Q: Why did the Colts kick to Devin Hester to open the game and subsequently see him return 92 yards for a touchdown?

A: Indianapolis’ Adam Vinatieri tried to angle the kickoff to his right corner. But the conditions were dicey, and it wasn’t a bad kick. Hester was able to corral it and start the Super Bowl in electrifying fashion.

From there, the Colts basically said they would sacrifice field position to keep it out of Hester’s hands, using a squib kick and a high, short kick later in the first half.

Q: Did Manning absolutely have to win this game to avoid being labeled a bum for eternity?

A: Of course not. Remember, John Elway lost three Super Bowls — none of them close — before winning two titles to close his career.

Manning is 30 years old, and his best receiver, Marvin Harrison, is 34. So there isn’t exactly a ton of time left, but if Indianapolis can play defense like it did the last month, there well could be another ring for the Colts.

Q: Regardless of the result, are the Bears the team to beat in the NFC next season?
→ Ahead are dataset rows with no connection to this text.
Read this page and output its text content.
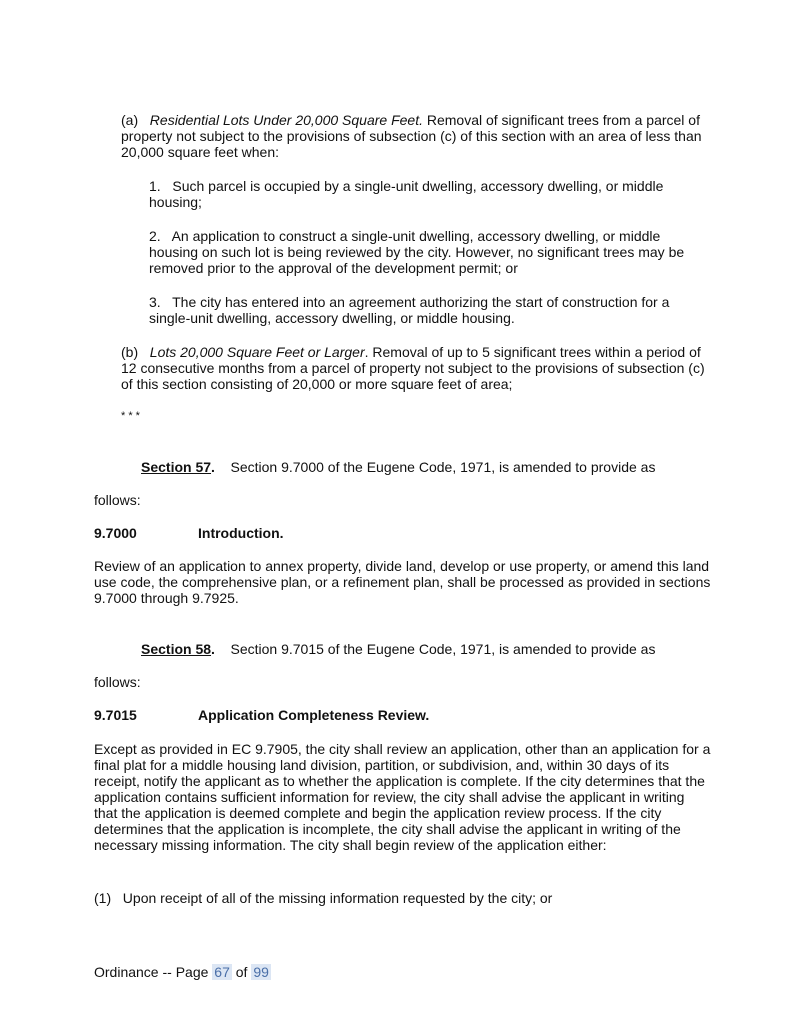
(a) Residential Lots Under 20,000 Square Feet. Removal of significant trees from a parcel of property not subject to the provisions of subsection (c) of this section with an area of less than 20,000 square feet when:

1. Such parcel is occupied by a single-unit dwelling, accessory dwelling, or middle housing;

2. An application to construct a single-unit dwelling, accessory dwelling, or middle housing on such lot is being reviewed by the city. However, no significant trees may be removed prior to the approval of the development permit; or

3. The city has entered into an agreement authorizing the start of construction for a single-unit dwelling, accessory dwelling, or middle housing.

(b) Lots 20,000 Square Feet or Larger. Removal of up to 5 significant trees within a period of 12 consecutive months from a parcel of property not subject to the provisions of subsection (c) of this section consisting of 20,000 or more square feet of area;

* * *

Section 57. Section 9.7000 of the Eugene Code, 1971, is amended to provide as

follows:

9.7000	Introduction.

Review of an application to annex property, divide land, develop or use property, or amend this land use code, the comprehensive plan, or a refinement plan, shall be processed as provided in sections 9.7000 through 9.7925.

Section 58. Section 9.7015 of the Eugene Code, 1971, is amended to provide as

follows:

9.7015	Application Completeness Review.

Except as provided in EC 9.7905, the city shall review an application, other than an application for a final plat for a middle housing land division, partition, or subdivision, and, within 30 days of its receipt, notify the applicant as to whether the application is complete. If the city determines that the application contains sufficient information for review, the city shall advise the applicant in writing that the application is deemed complete and begin the application review process. If the city determines that the application is incomplete, the city shall advise the applicant in writing of the necessary missing information. The city shall begin review of the application either:

(1) Upon receipt of all of the missing information requested by the city; or

Ordinance -- Page 67 of 99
A: This is a tough one. The MMQB saw the Bears play their last three games, and only Hester stood out as a game-breaking player. It will be up to Grossman because the defense — even if it loses Lance Briggs in free agency and Ron Rivera to a head job or another coordinator position — will remain stout and the special teams are always dangerous. If Grossman can improve, Chicago should be right up there with Philadelphia (if Donovan McNabb returns to top form) and New Orleans (if the Saints can keep Drew Brees upright) and as long as the NFC North remains a joke.